Maysha Mohamedi sources her color palette for each painting from images in the 1972, multi-volume Family Circle Illustrated Library of Cooking. Published by the staple women’s magazine Family Circle, the cookbooks embody a dominant strain of 20th-century American domesticity and visual culture. Sweeping shapes of color are extracted from hues of vegetables and fruits in the illustrated recipes. Atop these washes the artist applies sporadic and repeating line work, drawing across the canvas with a lyrical intensity. The gestural, thin marks at times resemble the calligraphic script of Farsi, the artist’s native tongue; she often turns to her Persian-English Dictionary as an associative guide for mark making.

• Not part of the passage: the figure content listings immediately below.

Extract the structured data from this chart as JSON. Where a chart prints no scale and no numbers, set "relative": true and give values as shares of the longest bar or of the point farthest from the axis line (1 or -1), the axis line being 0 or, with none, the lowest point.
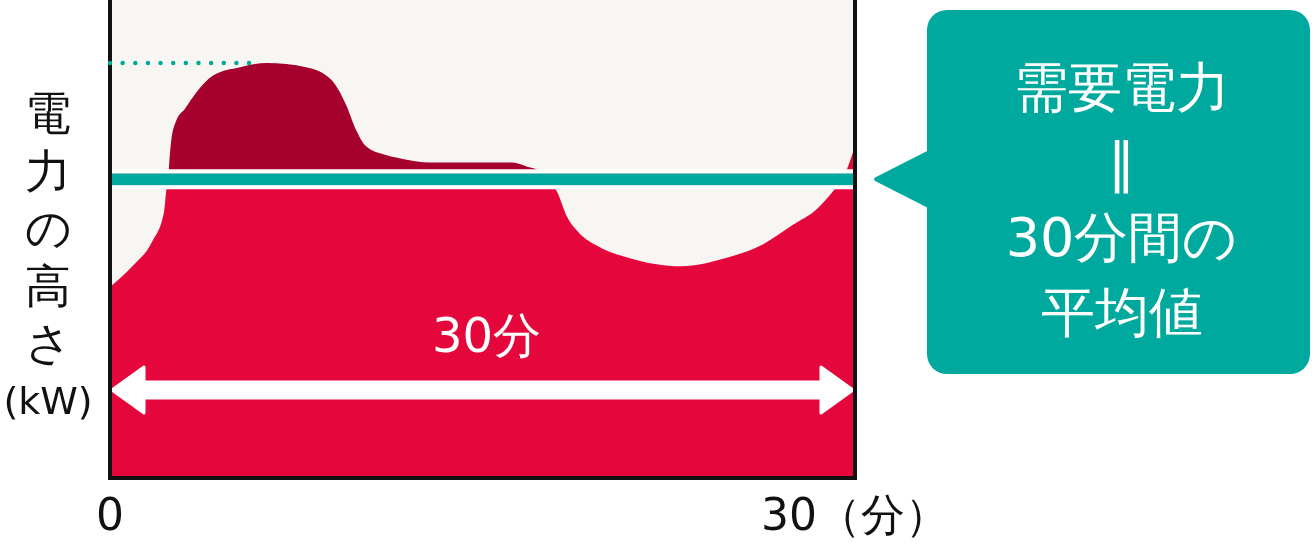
{
  "chart_data": {
    "type": "area",
    "relative": true,
    "tick_labels": "x",
    "x": [
      0,
      0.9,
      1.7,
      2.17,
      2.28,
      2.34,
      2.46,
      2.66,
      3.02,
      3.49,
      4.15,
      5.24,
      6.3,
      7.9,
      8.9,
      9.5,
      9.9,
      10.3,
      11.0,
      11.7,
      12.9,
      16.2,
      16.8,
      17.3,
      17.6,
      18.0,
      18.4,
      18.9,
      19.6,
      20.9,
      23.0,
      24.8,
      26.2,
      27.5,
      28.5,
      29.1,
      29.5,
      30
    ],
    "series": [
      {
        "color": "#a5002e",
        "x": [
          2.34,
          2.46,
          2.66,
          3.02,
          3.49,
          4.15,
          5.24,
          6.3,
          7.9,
          8.9,
          9.5,
          9.9,
          10.3,
          11.0,
          11.7,
          12.9,
          16.2,
          16.8,
          17.3,
          17.6
        ],
        "values": [
          0.72,
          0.81,
          0.86,
          0.89,
          0.93,
          0.97,
          0.99,
          1.0,
          0.99,
          0.96,
          0.9,
          0.84,
          0.8,
          0.78,
          0.77,
          0.76,
          0.76,
          0.75,
          0.74,
          0.72
        ]
      },
      {
        "color": "#e5063b",
        "values": [
          0.46,
          0.51,
          0.57,
          0.64,
          0.7,
          0.72,
          0.72,
          0.72,
          0.72,
          0.72,
          0.72,
          0.72,
          0.72,
          0.72,
          0.72,
          0.72,
          0.72,
          0.72,
          0.72,
          0.72,
          0.72,
          0.72,
          0.72,
          0.72,
          0.72,
          0.69,
          0.63,
          0.59,
          0.56,
          0.53,
          0.51,
          0.53,
          0.56,
          0.61,
          0.65,
          0.69,
          0.72,
          0.8
        ]
      },
      {
        "type": "line",
        "x": [
          0,
          5.6
        ],
        "values": [
          1,
          1
        ],
        "color": "#00a99d",
        "line_style": "dotted"
      }
    ],
    "xlim": [
      0,
      30
    ],
    "xticks": [
      0,
      {
        "value": 30,
        "label": "30（分）"
      }
    ],
    "ylabel": "電力の高さ(kW)",
    "ref_lines": [
      {
        "axis": "y",
        "value": 0.72,
        "label": "需要電力\n‖\n30分間の平均値",
        "color": "#00a99d"
      }
    ],
    "annotations": [
      "30分"
    ]
  }
}
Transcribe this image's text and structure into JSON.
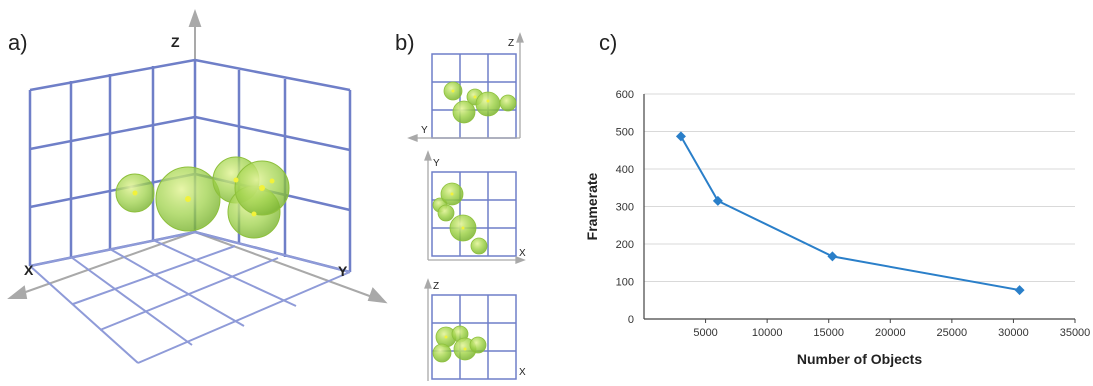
{
  "panel_labels": {
    "a": "a)",
    "b": "b)",
    "c": "c)"
  },
  "panel_a": {
    "axis_x": "X",
    "axis_y": "Y",
    "axis_z": "Z"
  },
  "panel_b": {
    "top_view": {
      "h_axis": "Y",
      "v_axis": "Z"
    },
    "middle_view": {
      "h_axis": "X",
      "v_axis": "Y"
    },
    "bottom_view": {
      "h_axis": "X",
      "v_axis": "Z"
    }
  },
  "colors": {
    "grid_blue": "#6f7fc8",
    "sphere_green": "#9fd24a",
    "sphere_core": "#f2f23a",
    "series_line": "#2a7fc9",
    "chart_grid": "#d9d9d9"
  },
  "chart_data": {
    "type": "line",
    "title": "",
    "xlabel": "Number of Objects",
    "ylabel": "Framerate",
    "xlim": [
      0,
      35000
    ],
    "ylim": [
      0,
      600
    ],
    "x_ticks": [
      5000,
      10000,
      15000,
      20000,
      25000,
      30000,
      35000
    ],
    "x_tick_labels": [
      "5000",
      "10000",
      "15000",
      "20000",
      "25000",
      "30000",
      "35000"
    ],
    "y_ticks": [
      0,
      100,
      200,
      300,
      400,
      500,
      600
    ],
    "y_tick_labels": [
      "0",
      "100",
      "200",
      "300",
      "400",
      "500",
      "600"
    ],
    "grid": "horizontal",
    "series": [
      {
        "points": [
          {
            "x": 3000,
            "y": 487
          },
          {
            "x": 6000,
            "y": 315
          },
          {
            "x": 15300,
            "y": 167
          },
          {
            "x": 30500,
            "y": 77
          }
        ]
      }
    ]
  }
}
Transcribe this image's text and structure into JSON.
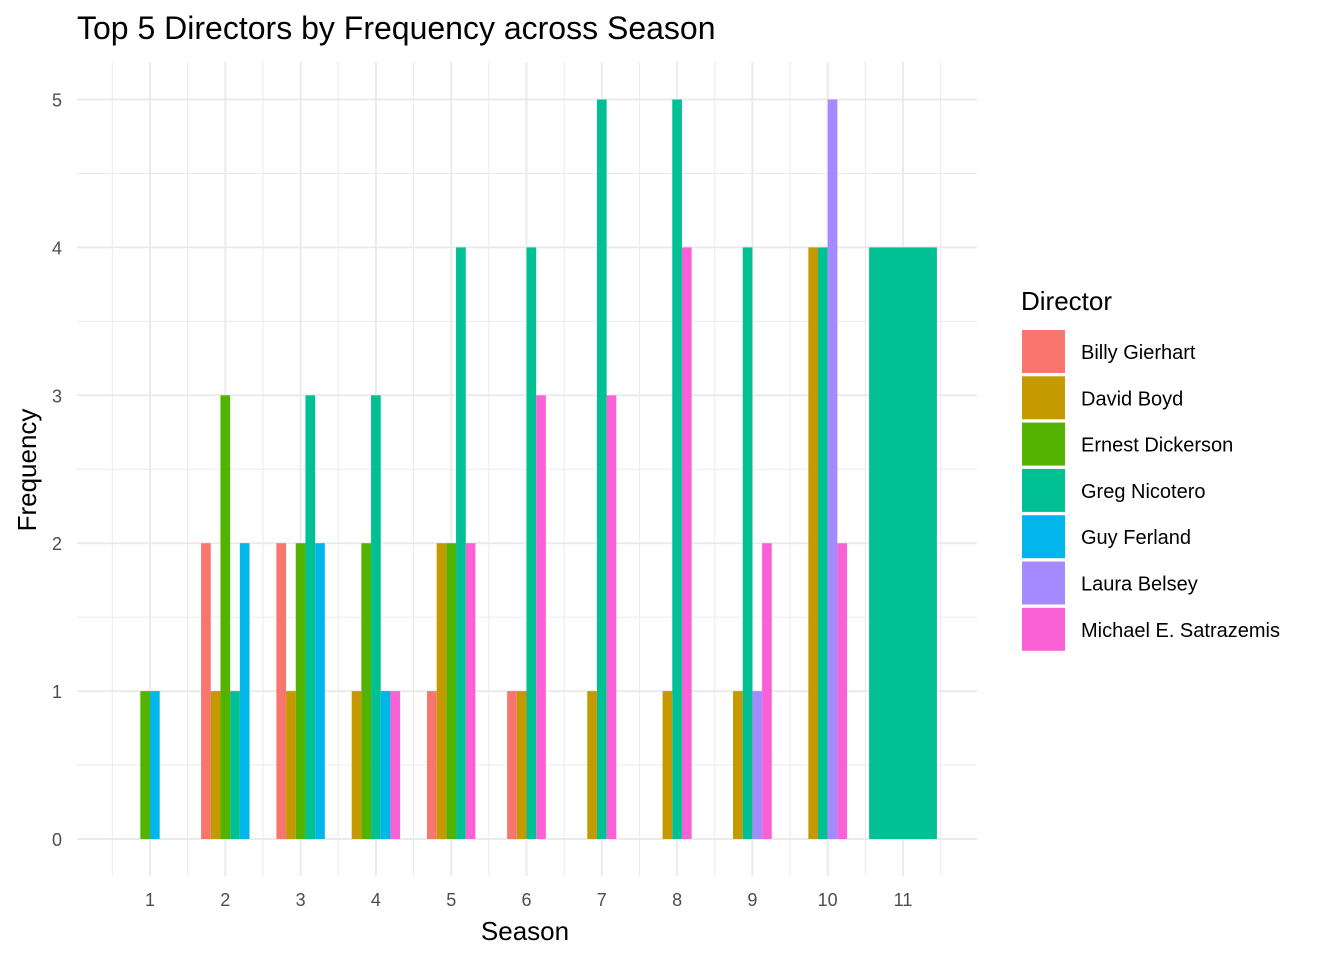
{
  "chart_data": {
    "type": "bar",
    "title": "Top 5 Directors by Frequency across Season",
    "xlabel": "Season",
    "ylabel": "Frequency",
    "ylim": [
      0,
      5.25
    ],
    "yticks": [
      "0",
      "1",
      "2",
      "3",
      "4",
      "5"
    ],
    "categories": [
      "1",
      "2",
      "3",
      "4",
      "5",
      "6",
      "7",
      "8",
      "9",
      "10",
      "11"
    ],
    "grid": true,
    "legend": {
      "title": "Director",
      "position": "right"
    },
    "series": [
      {
        "name": "Billy Gierhart",
        "color": "#F8766D"
      },
      {
        "name": "David Boyd",
        "color": "#C49A00"
      },
      {
        "name": "Ernest Dickerson",
        "color": "#53B400"
      },
      {
        "name": "Greg Nicotero",
        "color": "#00C094"
      },
      {
        "name": "Guy Ferland",
        "color": "#00B6EB"
      },
      {
        "name": "Laura Belsey",
        "color": "#A58AFF"
      },
      {
        "name": "Michael E. Satrazemis",
        "color": "#FB61D7"
      }
    ],
    "bars": [
      {
        "season": "1",
        "items": [
          {
            "director": "Ernest Dickerson",
            "value": 1
          },
          {
            "director": "Guy Ferland",
            "value": 1
          }
        ]
      },
      {
        "season": "2",
        "items": [
          {
            "director": "Billy Gierhart",
            "value": 2
          },
          {
            "director": "David Boyd",
            "value": 1
          },
          {
            "director": "Ernest Dickerson",
            "value": 3
          },
          {
            "director": "Greg Nicotero",
            "value": 1
          },
          {
            "director": "Guy Ferland",
            "value": 2
          }
        ]
      },
      {
        "season": "3",
        "items": [
          {
            "director": "Billy Gierhart",
            "value": 2
          },
          {
            "director": "David Boyd",
            "value": 1
          },
          {
            "director": "Ernest Dickerson",
            "value": 2
          },
          {
            "director": "Greg Nicotero",
            "value": 3
          },
          {
            "director": "Guy Ferland",
            "value": 2
          }
        ]
      },
      {
        "season": "4",
        "items": [
          {
            "director": "David Boyd",
            "value": 1
          },
          {
            "director": "Ernest Dickerson",
            "value": 2
          },
          {
            "director": "Greg Nicotero",
            "value": 3
          },
          {
            "director": "Guy Ferland",
            "value": 1
          },
          {
            "director": "Michael E. Satrazemis",
            "value": 1
          }
        ]
      },
      {
        "season": "5",
        "items": [
          {
            "director": "Billy Gierhart",
            "value": 1
          },
          {
            "director": "David Boyd",
            "value": 2
          },
          {
            "director": "Ernest Dickerson",
            "value": 2
          },
          {
            "director": "Greg Nicotero",
            "value": 4
          },
          {
            "director": "Michael E. Satrazemis",
            "value": 2
          }
        ]
      },
      {
        "season": "6",
        "items": [
          {
            "director": "Billy Gierhart",
            "value": 1
          },
          {
            "director": "David Boyd",
            "value": 1
          },
          {
            "director": "Greg Nicotero",
            "value": 4
          },
          {
            "director": "Michael E. Satrazemis",
            "value": 3
          }
        ]
      },
      {
        "season": "7",
        "items": [
          {
            "director": "David Boyd",
            "value": 1
          },
          {
            "director": "Greg Nicotero",
            "value": 5
          },
          {
            "director": "Michael E. Satrazemis",
            "value": 3
          }
        ]
      },
      {
        "season": "8",
        "items": [
          {
            "director": "David Boyd",
            "value": 1
          },
          {
            "director": "Greg Nicotero",
            "value": 5
          },
          {
            "director": "Michael E. Satrazemis",
            "value": 4
          }
        ]
      },
      {
        "season": "9",
        "items": [
          {
            "director": "David Boyd",
            "value": 1
          },
          {
            "director": "Greg Nicotero",
            "value": 4
          },
          {
            "director": "Laura Belsey",
            "value": 1
          },
          {
            "director": "Michael E. Satrazemis",
            "value": 2
          }
        ]
      },
      {
        "season": "10",
        "items": [
          {
            "director": "David Boyd",
            "value": 4
          },
          {
            "director": "Greg Nicotero",
            "value": 4
          },
          {
            "director": "Laura Belsey",
            "value": 5
          },
          {
            "director": "Michael E. Satrazemis",
            "value": 2
          }
        ]
      },
      {
        "season": "11",
        "items": [
          {
            "director": "Greg Nicotero",
            "value": 4
          }
        ]
      }
    ]
  }
}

Hilary Pecis uses her surroundings as inspiration and paints outtakes from snapshots of dinner parties, friends’ homes, gardens, collections and libraries. Each are granted saturated life in visually stunning, modest memorials. The process of translating these photographs into paintings allows Pecis the opportunity to meditate on the specific moment and memory captured, helping her to create sincere translations of her own experiences. These are portraits without figures through which we glean an understanding of the artist herself.
In Miranda Fengyuan Zhang’s work, the material goes first, then come the ideas. She follows the lead of her wool and cotton thread, giving its path mystical enlightenment. Every piece is woven or knit in a trance-like state, where she gets lost in a land of colors, chosen to fit the feeling of a night in the desert or an afternoon on a lake. Figures reveal themselves with each stitch, driving her representations. Then she stretches her knittings and weavings on frames, creating the flatness of a canvas. A humble thread becomes pure color matter and doing so, ennobling the thread using the common language of knitting and weaving.